Now, the `wv_items` column consists of items that are easy to use with the w2v model.

In [8]:
df.head()

Unnamed: 0,text,setting,entrance,exit,business,delivery,modifier,location,unknown,play,year,lemmas,clean_lemmas,pos,ner_lemmas,ner_pos,wv_items
0,"Игроки, князь Звездич, Казарин и Шприх.
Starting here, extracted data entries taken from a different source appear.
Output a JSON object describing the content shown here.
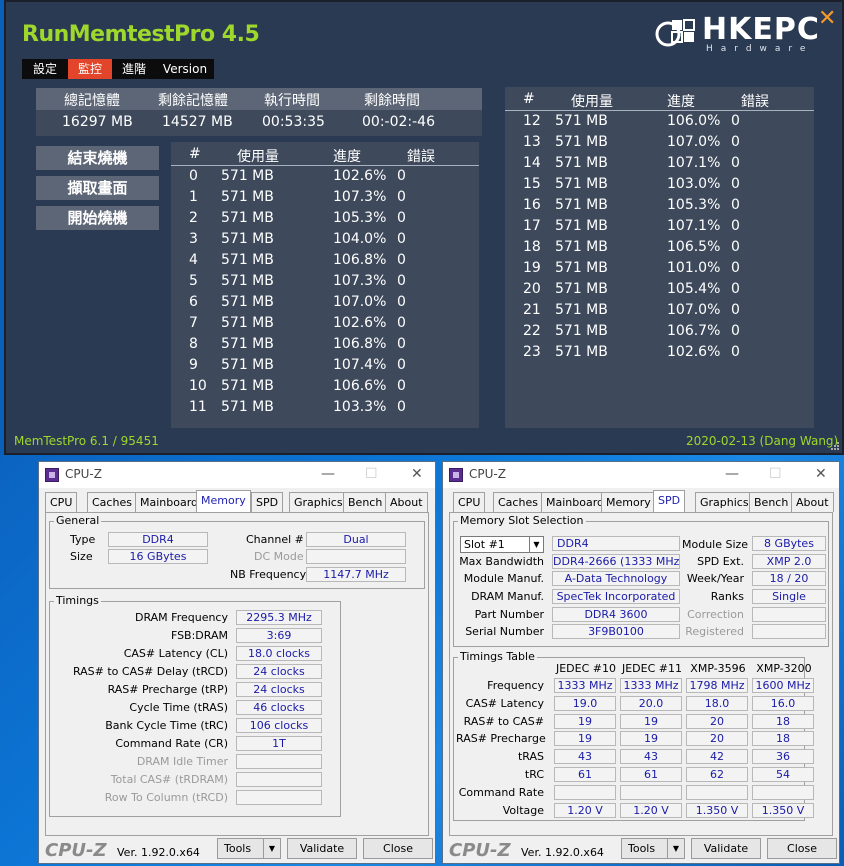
{
  "runmemtest": {
    "title": "RunMemtestPro 4.5",
    "logo": "HKEPC",
    "logo_sub": "Hardware",
    "menu": [
      "設定",
      "監控",
      "進階",
      "Version"
    ],
    "summary_headers": [
      "總記憶體",
      "剩餘記憶體",
      "執行時間",
      "剩餘時間"
    ],
    "summary_values": [
      "16297 MB",
      "14527 MB",
      "00:53:35",
      "00:-02:-46"
    ],
    "buttons": [
      "結束燒機",
      "擷取畫面",
      "開始燒機"
    ],
    "table_headers": [
      "#",
      "使用量",
      "進度",
      "錯誤"
    ],
    "left_rows": [
      [
        "0",
        "571 MB",
        "102.6%",
        "0"
      ],
      [
        "1",
        "571 MB",
        "107.3%",
        "0"
      ],
      [
        "2",
        "571 MB",
        "105.3%",
        "0"
      ],
      [
        "3",
        "571 MB",
        "104.0%",
        "0"
      ],
      [
        "4",
        "571 MB",
        "106.8%",
        "0"
      ],
      [
        "5",
        "571 MB",
        "107.3%",
        "0"
      ],
      [
        "6",
        "571 MB",
        "107.0%",
        "0"
      ],
      [
        "7",
        "571 MB",
        "102.6%",
        "0"
      ],
      [
        "8",
        "571 MB",
        "106.8%",
        "0"
      ],
      [
        "9",
        "571 MB",
        "107.4%",
        "0"
      ],
      [
        "10",
        "571 MB",
        "106.6%",
        "0"
      ],
      [
        "11",
        "571 MB",
        "103.3%",
        "0"
      ]
    ],
    "right_rows": [
      [
        "12",
        "571 MB",
        "106.0%",
        "0"
      ],
      [
        "13",
        "571 MB",
        "107.0%",
        "0"
      ],
      [
        "14",
        "571 MB",
        "107.1%",
        "0"
      ],
      [
        "15",
        "571 MB",
        "103.0%",
        "0"
      ],
      [
        "16",
        "571 MB",
        "105.3%",
        "0"
      ],
      [
        "17",
        "571 MB",
        "107.1%",
        "0"
      ],
      [
        "18",
        "571 MB",
        "106.5%",
        "0"
      ],
      [
        "19",
        "571 MB",
        "101.0%",
        "0"
      ],
      [
        "20",
        "571 MB",
        "105.4%",
        "0"
      ],
      [
        "21",
        "571 MB",
        "107.0%",
        "0"
      ],
      [
        "22",
        "571 MB",
        "106.7%",
        "0"
      ],
      [
        "23",
        "571 MB",
        "102.6%",
        "0"
      ]
    ],
    "footer_left": "MemTestPro 6.1 / 95451",
    "footer_right": "2020-02-13 (Dang Wang)"
  },
  "cpuz_common": {
    "title": "CPU-Z",
    "tabs": [
      "CPU",
      "Caches",
      "Mainboard",
      "Memory",
      "SPD",
      "Graphics",
      "Bench",
      "About"
    ],
    "logo": "CPU-Z",
    "version": "Ver. 1.92.0.x64",
    "tools": "Tools",
    "validate": "Validate",
    "close": "Close"
  },
  "memory": {
    "general_label": "General",
    "type_label": "Type",
    "type": "DDR4",
    "size_label": "Size",
    "size": "16 GBytes",
    "channel_label": "Channel #",
    "channel": "Dual",
    "dc_label": "DC Mode",
    "dc": "",
    "nb_label": "NB Frequency",
    "nb": "1147.7 MHz",
    "timings_label": "Timings",
    "timings": [
      {
        "label": "DRAM Frequency",
        "value": "2295.3 MHz",
        "disabled": false
      },
      {
        "label": "FSB:DRAM",
        "value": "3:69",
        "disabled": false
      },
      {
        "label": "CAS# Latency (CL)",
        "value": "18.0 clocks",
        "disabled": false
      },
      {
        "label": "RAS# to CAS# Delay (tRCD)",
        "value": "24 clocks",
        "disabled": false
      },
      {
        "label": "RAS# Precharge (tRP)",
        "value": "24 clocks",
        "disabled": false
      },
      {
        "label": "Cycle Time (tRAS)",
        "value": "46 clocks",
        "disabled": false
      },
      {
        "label": "Bank Cycle Time (tRC)",
        "value": "106 clocks",
        "disabled": false
      },
      {
        "label": "Command Rate (CR)",
        "value": "1T",
        "disabled": false
      },
      {
        "label": "DRAM Idle Timer",
        "value": "",
        "disabled": true
      },
      {
        "label": "Total CAS# (tRDRAM)",
        "value": "",
        "disabled": true
      },
      {
        "label": "Row To Column (tRCD)",
        "value": "",
        "disabled": true
      }
    ]
  },
  "spd": {
    "slot_label": "Memory Slot Selection",
    "slot": "Slot #1",
    "slot_type": "DDR4",
    "max_bw_label": "Max Bandwidth",
    "max_bw": "DDR4-2666 (1333 MHz)",
    "module_manuf_label": "Module Manuf.",
    "module_manuf": "A-Data Technology",
    "dram_manuf_label": "DRAM Manuf.",
    "dram_manuf": "SpecTek Incorporated",
    "part_label": "Part Number",
    "part": "DDR4 3600",
    "serial_label": "Serial Number",
    "serial": "3F9B0100",
    "module_size_label": "Module Size",
    "module_size": "8 GBytes",
    "spd_ext_label": "SPD Ext.",
    "spd_ext": "XMP 2.0",
    "week_label": "Week/Year",
    "week": "18 / 20",
    "ranks_label": "Ranks",
    "ranks": "Single",
    "correction_label": "Correction",
    "correction": "",
    "registered_label": "Registered",
    "registered": "",
    "timings_label": "Timings Table",
    "columns": [
      "JEDEC #10",
      "JEDEC #11",
      "XMP-3596",
      "XMP-3200"
    ],
    "rows": [
      {
        "label": "Frequency",
        "values": [
          "1333 MHz",
          "1333 MHz",
          "1798 MHz",
          "1600 MHz"
        ]
      },
      {
        "label": "CAS# Latency",
        "values": [
          "19.0",
          "20.0",
          "18.0",
          "16.0"
        ]
      },
      {
        "label": "RAS# to CAS#",
        "values": [
          "19",
          "19",
          "20",
          "18"
        ]
      },
      {
        "label": "RAS# Precharge",
        "values": [
          "19",
          "19",
          "20",
          "18"
        ]
      },
      {
        "label": "tRAS",
        "values": [
          "43",
          "43",
          "42",
          "36"
        ]
      },
      {
        "label": "tRC",
        "values": [
          "61",
          "61",
          "62",
          "54"
        ]
      },
      {
        "label": "Command Rate",
        "values": [
          "",
          "",
          "",
          ""
        ]
      },
      {
        "label": "Voltage",
        "values": [
          "1.20 V",
          "1.20 V",
          "1.350 V",
          "1.350 V"
        ]
      }
    ]
  }
}
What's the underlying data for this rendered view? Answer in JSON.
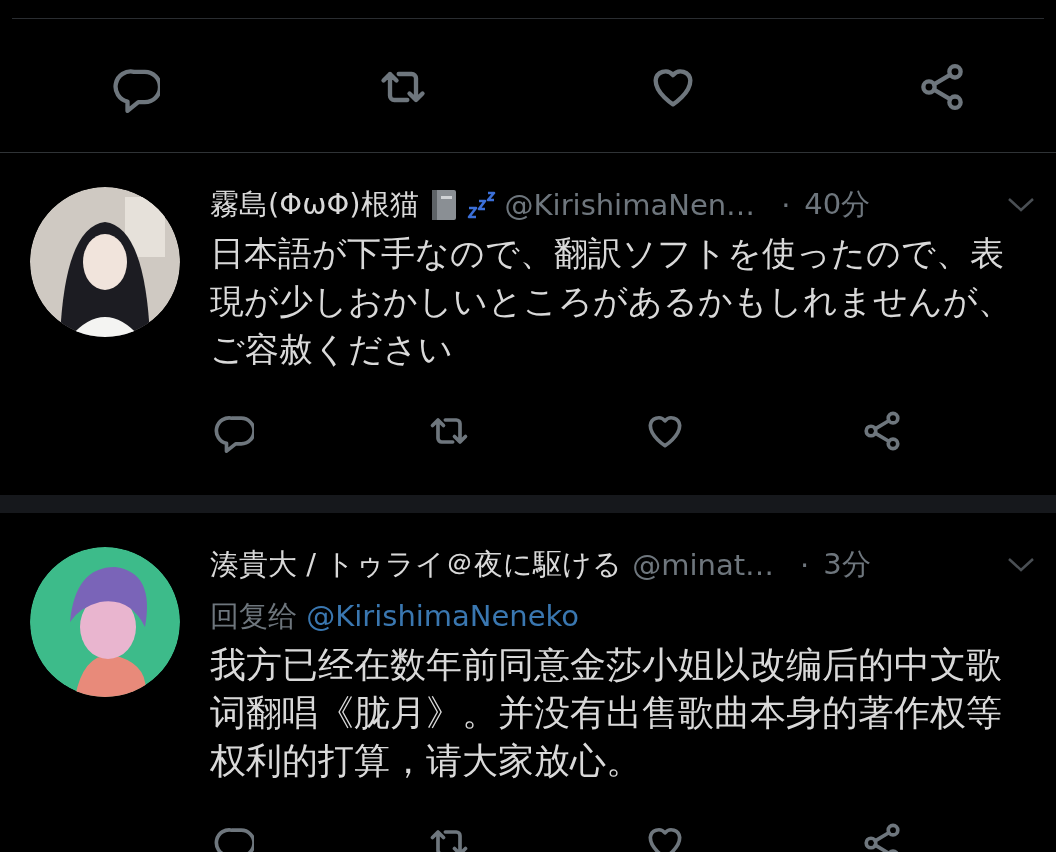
{
  "tweets": [
    {
      "name": "霧島(ΦωΦ)根猫",
      "badges": [
        {
          "kind": "book"
        },
        {
          "kind": "sleep"
        }
      ],
      "handle": "@KirishimaNen…",
      "separator": "·",
      "time": "40分",
      "text": "日本語が下手なので、翻訳ソフトを使ったので、表現が少しおかしいところがあるかもしれませんが、ご容赦ください"
    },
    {
      "name": "湊貴大 / トゥライ＠夜に駆ける",
      "handle": "@minat…",
      "separator": "·",
      "time": "3分",
      "reply_label": "回复给",
      "reply_to": "@KirishimaNeneko",
      "text": "我方已经在数年前同意金莎小姐以改编后的中文歌词翻唱《胧月》。并没有出售歌曲本身的著作权等权利的打算，请大家放心。"
    }
  ]
}
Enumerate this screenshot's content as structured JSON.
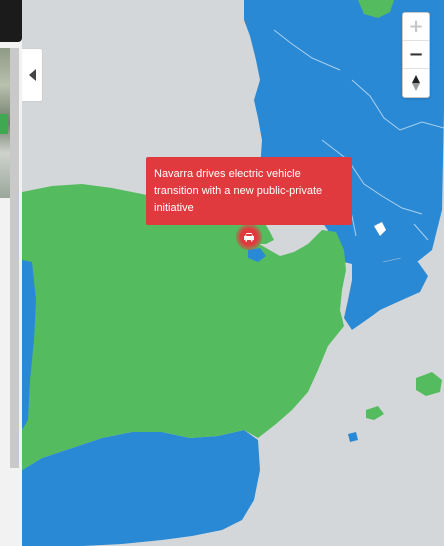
{
  "map": {
    "zoom_in_label": "+",
    "zoom_out_label": "−",
    "colors": {
      "sea": "#d3d7d9",
      "highlight_green": "#55bb5f",
      "highlight_blue": "#2a89d4",
      "accent_red": "#e03a3e"
    },
    "popup": {
      "text": "Navarra drives electric vehicle transition with a new public-private initiative"
    },
    "marker": {
      "icon": "car-icon"
    }
  },
  "side_panel": {
    "collapse_icon": "chevron-left-icon"
  }
}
За сто...",1,0,0,1,0,0,0,0,lermontov-maskarad,1842,"['игрок', 'князь', 'звездич', 'казарин', 'и', ...","['игрок', 'князь', 'звездич', 'казарин', 'шпри...","['S', 'S', 'S', 'S', 'S', 'S', 'V', 'S', 'V', ...","[игрок, князь, Имя, Имя, шприх, стол, метать, ...","[S, S, PERSN, PERSN, S, S, V, S, V, ADV, V]","[игрок_NOUN, князь_NOUN, Имя_NOUN, Имя_NOUN, ш..."
1,(тихо первому),0,0,0,0,1,0,0,0,lermontov-maskarad,1842,"['тихо', 'первый']","['тихо', 'первый']","['ADV', 'ANUM']","[тихо, первый]","[ADV, ANUM]","[тихо_ADV, первый_ADJ]"
2,(насмешливо),0,0,0,0,1,0,0,0,lermontov-maskarad,1842,['насмешливо'],['насмешливо'],['ADV'],[насмешливо],[ADV],[насмешливо_ADV]
3,"(сквозь зубы, уходя)",0,0,1,0,1,0,0,0,lermontov-maskarad,1842,"['сквозь', 'зуб', 'уходить']","['сквозь', 'зуб', 'уходить']","['PR', 'S', 'V']","[сквозь, зуб, уходить]","[PR, S, V]","[сквозь_ADP, зуб_NOUN, уходить_VERB]"
4,"Князь, выпив стакан лимонаду, садится к сторон...",0,0,0,1,0,0,0,0,lermontov-maskarad,1842,"['князь', 'выпивать', 'стакан', 'лимонад', 'са...","['князь', 'выпивать', 'стакан', 'лимонад', 'са...","['S', 'V', 'S', 'S', 'V', 'S', 'V']","[князь, выпивать, стакан, лимонад, садиться, с...","[S, V, S, S, V, S, V]","[князь_NOUN, выпивать_VERB, стакан_NOUN, лимон..."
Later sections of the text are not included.